Characterization of a protein responsible for the protein-based inheritance of [PSI(+)] in yeast

The [PSI+] genetic element in the yeast Saccharomyces cerevisae is an altered form of Sup35p, a subunit of the translation termination factor. When Sup35p in the prion-like [ PSI+] state, translation termination activity is reduced and ribosomes frequently read through nonsense codons, conferring upon cells a suppression phenotype on all three stop codons. The mechanism by which the conformational switch occurs in Sup35p is still unknown.
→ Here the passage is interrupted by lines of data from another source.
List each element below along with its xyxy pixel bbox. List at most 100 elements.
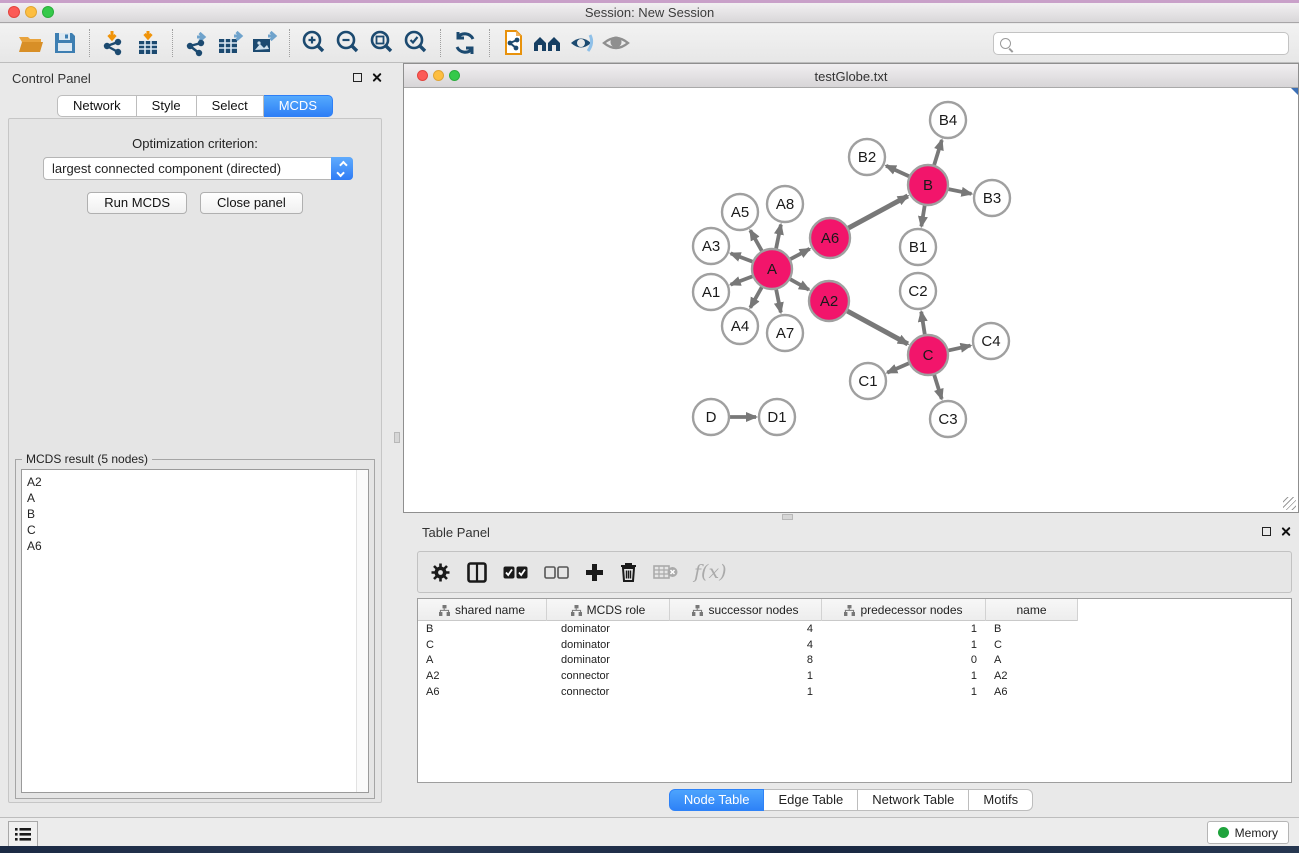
- task-history-button[interactable]: [8, 821, 38, 847]
- node-A1[interactable]: A1: [693, 274, 729, 310]
- export-image-icon[interactable]: [248, 27, 282, 59]
- import-table-icon[interactable]: [131, 27, 165, 59]
- node-A[interactable]: A: [752, 249, 792, 289]
- node-C3[interactable]: C3: [930, 401, 966, 437]
- export-network-icon[interactable]: [180, 27, 214, 59]
- table-row[interactable]: Cdominator41C: [418, 637, 1291, 653]
- memory-button[interactable]: Memory: [1207, 821, 1289, 844]
- svg-text:C1: C1: [858, 373, 877, 390]
- search-input[interactable]: [1016, 35, 1288, 53]
- tab-style[interactable]: Style: [137, 95, 197, 117]
- node-B1[interactable]: B1: [900, 229, 936, 265]
- node-A6[interactable]: A6: [810, 218, 850, 258]
- svg-text:A8: A8: [776, 196, 794, 213]
- close-panel-button[interactable]: Close panel: [200, 192, 303, 214]
- import-network-icon[interactable]: [97, 27, 131, 59]
- tab-mcds[interactable]: MCDS: [264, 95, 333, 117]
- dropdown-stepper[interactable]: [331, 157, 353, 180]
- table-settings-icon[interactable]: [430, 562, 451, 583]
- show-graphics-details-icon[interactable]: [599, 27, 633, 59]
- duplicate-network-icon[interactable]: [497, 27, 531, 59]
- tab-node-table[interactable]: Node Table: [669, 789, 765, 811]
- table-row[interactable]: Bdominator41B: [418, 621, 1291, 637]
- save-session-icon[interactable]: [48, 27, 82, 59]
- result-item[interactable]: A6: [27, 538, 368, 554]
- table-header-row: shared nameMCDS rolesuccessor nodesprede…: [418, 599, 1078, 621]
- hierarchy-icon: [844, 605, 855, 616]
- network-canvas[interactable]: B4 B2 B B3 A8 A5 A6 A3 B1 A A1 C2 A2 A4A7 C4 C C1 C3 D D1: [404, 88, 1298, 512]
- node-A7[interactable]: A7: [767, 315, 803, 351]
- result-item[interactable]: C: [27, 522, 368, 538]
- tab-network-table[interactable]: Network Table: [858, 789, 969, 811]
- column-header-successor-nodes[interactable]: successor nodes: [670, 599, 822, 621]
- export-table-icon[interactable]: [214, 27, 248, 59]
- node-D[interactable]: D: [693, 399, 729, 435]
- node-C2[interactable]: C2: [900, 273, 936, 309]
- node-A5[interactable]: A5: [722, 194, 758, 230]
- first-neighbors-icon[interactable]: [531, 27, 565, 59]
- svg-text:D1: D1: [767, 409, 786, 426]
- tab-motifs[interactable]: Motifs: [969, 789, 1033, 811]
- zoom-selected-icon[interactable]: [399, 27, 433, 59]
- float-table-panel-icon[interactable]: [1262, 527, 1271, 536]
- edge-B-B4[interactable]: [933, 140, 942, 169]
- node-D1[interactable]: D1: [759, 399, 795, 435]
- vertical-splitter-handle[interactable]: [394, 432, 400, 443]
- select-all-icon[interactable]: [503, 566, 528, 579]
- column-header-shared-name[interactable]: shared name: [418, 599, 547, 621]
- node-A3[interactable]: A3: [693, 228, 729, 264]
- node-C1[interactable]: C1: [850, 363, 886, 399]
- node-A2[interactable]: A2: [809, 281, 849, 321]
- tab-network[interactable]: Network: [57, 95, 137, 117]
- result-item[interactable]: A: [27, 490, 368, 506]
- function-builder-icon[interactable]: f(x): [694, 561, 727, 583]
- run-mcds-button[interactable]: Run MCDS: [87, 192, 187, 214]
- node-B[interactable]: B: [908, 165, 948, 205]
- deselect-all-icon[interactable]: [544, 566, 569, 579]
- show-column-icon[interactable]: [467, 562, 487, 583]
- zoom-out-icon[interactable]: [331, 27, 365, 59]
- column-header-name[interactable]: name: [986, 599, 1078, 621]
- search-icon: [1000, 38, 1011, 49]
- node-B3[interactable]: B3: [974, 180, 1010, 216]
- network-window-titlebar[interactable]: testGlobe.txt: [404, 64, 1298, 88]
- control-panel-title: Control Panel: [12, 71, 91, 86]
- column-header-predecessor-nodes[interactable]: predecessor nodes: [822, 599, 986, 621]
- tab-edge-table[interactable]: Edge Table: [764, 789, 858, 811]
- add-column-icon[interactable]: [585, 563, 604, 582]
- result-scrollbar[interactable]: [356, 470, 368, 792]
- criterion-dropdown[interactable]: largest connected component (directed): [43, 157, 353, 180]
- tab-select[interactable]: Select: [197, 95, 264, 117]
- hide-graphics-details-icon[interactable]: [565, 27, 599, 59]
- open-session-icon[interactable]: [14, 27, 48, 59]
- search-field[interactable]: [993, 32, 1289, 55]
- node-A4[interactable]: A4: [722, 308, 758, 344]
- float-panel-icon[interactable]: [353, 73, 362, 82]
- window-resize-grip[interactable]: [1283, 497, 1296, 510]
- edge-B-B2[interactable]: [886, 166, 912, 178]
- close-table-panel-icon[interactable]: [1280, 526, 1291, 537]
- delete-table-icon[interactable]: [653, 564, 678, 580]
- node-C4[interactable]: C4: [973, 323, 1009, 359]
- close-panel-icon[interactable]: [371, 72, 382, 83]
- mcds-result-list[interactable]: A2ABCA6: [21, 469, 369, 793]
- zoom-fit-icon[interactable]: [365, 27, 399, 59]
- refresh-icon[interactable]: [448, 27, 482, 59]
- node-C[interactable]: C: [908, 335, 948, 375]
- node-A8[interactable]: A8: [767, 186, 803, 222]
- table-row[interactable]: A2connector11A2: [418, 668, 1291, 684]
- edge-A-A8[interactable]: [775, 225, 781, 253]
- table-row[interactable]: Adominator80A: [418, 653, 1291, 669]
- column-header-MCDS-role[interactable]: MCDS role: [547, 599, 670, 621]
- edge-C-C3[interactable]: [933, 371, 942, 399]
- node-B4[interactable]: B4: [930, 102, 966, 138]
- zoom-in-icon[interactable]: [297, 27, 331, 59]
- table-row[interactable]: A6connector11A6: [418, 684, 1291, 700]
- node-B2[interactable]: B2: [849, 139, 885, 175]
- result-item[interactable]: B: [27, 506, 368, 522]
- table-cell: 8: [670, 654, 822, 666]
- result-item[interactable]: A2: [27, 474, 368, 490]
- edge-A6-B[interactable]: [845, 196, 908, 230]
- edge-A2-C[interactable]: [844, 309, 908, 344]
- delete-column-icon[interactable]: [620, 562, 637, 582]
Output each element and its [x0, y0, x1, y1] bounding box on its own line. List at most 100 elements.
Studies of [ PSI+] are of interest for two reasons. (1) It is a new mechanism of genetic inheritance. (2) It might provide cure for several neurodegenerative diseases, especially for the transmissible spongiform encephylapathies (TSE) caused by the prion protein PrP.;This work has been directed at (1) providing physical evidence that [PSI+] is indeed the prion form of Sup35p and (2) identifying structurally and functionally important regions in Sup35p to understand how it self assembles into the higher-order structure of prion. I first demonstrated that Sup35p can exist in different physical states by visualizing the distinct distribution patterns of GFP-tagged Sup35p and its N-terminal fragment in isogenic [PSI+] and [psi--] strains. I then investigated the role of the oligopeptide-repeat region of Sup35p (aa57--93) in the formation and propagation of [PSI+]. Deletion of the repeat region abolished the ability of Sup35p to form and propagate [PSI+], whereas expansion of the repeats greatly increased the spontaneous appearance of [PSI+], the first mutation of its type amongst these newly described elements of inheritance. Next, I showed that In vitro, fully denatured repeat-expansion protein formed beta-sheet rich, higher-ordered structures much more rapidly than wild-type protein. These data provide insight on the nature of the conformational changes underlying protein-based mechanisms of inheritance and strengthen the link between this process and those producing neurodegenerative prion diseases in mammals. I also characterized the function of the Sup35p middle region (M, aa124--253). Although the DeltaM mutant was still able to form and propagate [PSI+], it was aggregation-prone and mitotically unstable. From these data I conclude that M is involved in stabilizing the conformational states of Sup35p. Finally, I have shown that the Hsp104 curing effect on [PSI +] does not require M.